Oireachtas Joint and Select Committees
Wednesday, 28 September 2022
Joint Oireachtas Committee on Jobs, Enterprise and Innovation
Cost of Living, Minimum Wage Increases and Report of Low Pay Commission: Discussion
Mr. Jonathan Hogan:
I shall respond to Deputy Bruton. Ireland does not have a social wage economy. We do not have a welfare State. Yesterday we heard about a once-off spend that does not even address the housing crisis. Many of the people who are affected by the housing crisis are young workers, which the national minimum wage and the Low Pay Commission did not address to the satisfaction we believe should have been addressed in the recommendations.
The budget provided very little help for the student population. Many Mandate members who work part-time have telephoned the organisation to tell us that they have deferred their college places because they cannot find accommodation and cannot afford accommodation if they find it, yet the Low Pay Commission has recommended that some of these people who are under the age of 20 should get a lower rate because of their age. Deputy Bruton is disingenuous to refer to what happened yesterday because, traditionally, Ireland has one of the lowest rates of public spending per person in the European Union and that must be taken into consideration.

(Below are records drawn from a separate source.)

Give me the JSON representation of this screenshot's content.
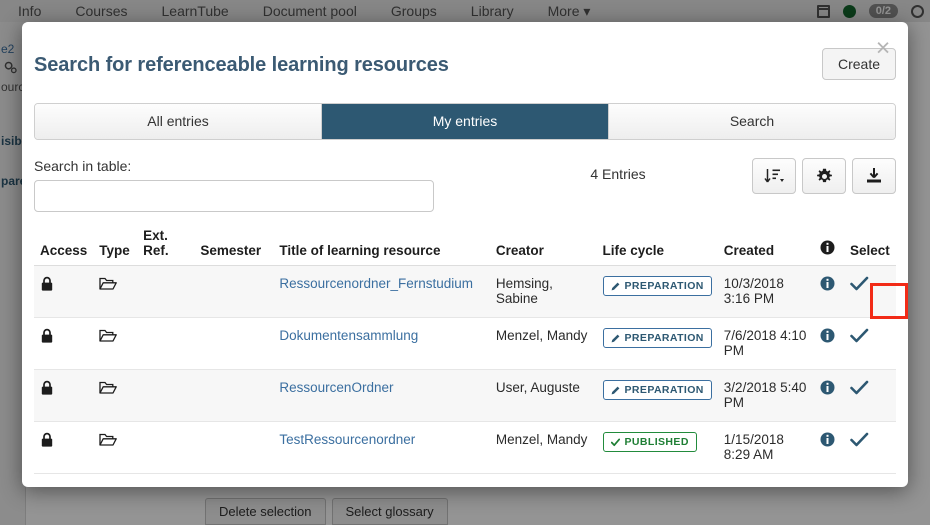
{
  "background": {
    "topnav": {
      "items": [
        "Info",
        "Courses",
        "LearnTube",
        "Document pool",
        "Groups",
        "Library",
        "More ▾"
      ],
      "badge_count": "0/2",
      "icons": [
        "calendar-icon",
        "status-dot-icon",
        "count-badge",
        "user-circle-icon"
      ]
    },
    "sidebar_fragments": [
      "e2",
      "ourc",
      "isib",
      "pare"
    ],
    "bottom_buttons": [
      "Delete selection",
      "Select glossary"
    ]
  },
  "modal": {
    "close_label": "×",
    "title": "Search for referenceable learning resources",
    "create_label": "Create",
    "tabs": [
      {
        "label": "All entries",
        "active": false
      },
      {
        "label": "My entries",
        "active": true
      },
      {
        "label": "Search",
        "active": false
      }
    ],
    "toolbar": {
      "search_label": "Search in table:",
      "search_value": "",
      "search_placeholder": "",
      "entries_count": "4 Entries",
      "buttons": [
        "sort-icon",
        "gear-icon",
        "download-icon"
      ]
    },
    "table": {
      "headers": {
        "access": "Access",
        "type": "Type",
        "ext_ref_line1": "Ext.",
        "ext_ref_line2": "Ref.",
        "semester": "Semester",
        "title": "Title of learning resource",
        "creator": "Creator",
        "life_cycle": "Life cycle",
        "created": "Created",
        "info": "info-icon",
        "select": "Select"
      },
      "rows": [
        {
          "access_icon": "lock-icon",
          "type_icon": "folder-open-icon",
          "ext_ref": "",
          "semester": "",
          "title": "Ressourcenordner_Fernstudium",
          "creator": "Hemsing, Sabine",
          "life_cycle": "PREPARATION",
          "life_cycle_state": "preparation",
          "created": "10/3/2018 3:16 PM",
          "info_icon": "info-icon",
          "select_icon": "check-icon",
          "highlighted": true
        },
        {
          "access_icon": "lock-icon",
          "type_icon": "folder-open-icon",
          "ext_ref": "",
          "semester": "",
          "title": "Dokumentensammlung",
          "creator": "Menzel, Mandy",
          "life_cycle": "PREPARATION",
          "life_cycle_state": "preparation",
          "created": "7/6/2018 4:10 PM",
          "info_icon": "info-icon",
          "select_icon": "check-icon",
          "highlighted": false
        },
        {
          "access_icon": "lock-icon",
          "type_icon": "folder-open-icon",
          "ext_ref": "",
          "semester": "",
          "title": "RessourcenOrdner",
          "creator": "User, Auguste",
          "life_cycle": "PREPARATION",
          "life_cycle_state": "preparation",
          "created": "3/2/2018 5:40 PM",
          "info_icon": "info-icon",
          "select_icon": "check-icon",
          "highlighted": false
        },
        {
          "access_icon": "lock-icon",
          "type_icon": "folder-open-icon",
          "ext_ref": "",
          "semester": "",
          "title": "TestRessourcenordner",
          "creator": "Menzel, Mandy",
          "life_cycle": "PUBLISHED",
          "life_cycle_state": "published",
          "created": "1/15/2018 8:29 AM",
          "info_icon": "info-icon",
          "select_icon": "check-icon",
          "highlighted": false
        }
      ]
    }
  },
  "colors": {
    "accent_blue": "#2d5872",
    "link_blue": "#3b6fa0",
    "published_green": "#1e7e34",
    "highlight_red": "#f22b17",
    "title_blue": "#3b5a73"
  }
}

We do not know what the median wage is made of that has been discussed the length and breadth of the recommendation by the Low Pay Commission and perhaps the commission tell us. I understand that the median wage is comprised of a whole host of wage rates but that inflates the average wage, which does not reflect the workers we represent in the retail sector because they are all low paid, paid by the hour and not guaranteed a weekly wage. Many of these workers' pay goes up to certain bands and their hours fluctuate from week to week. These are the people we represent.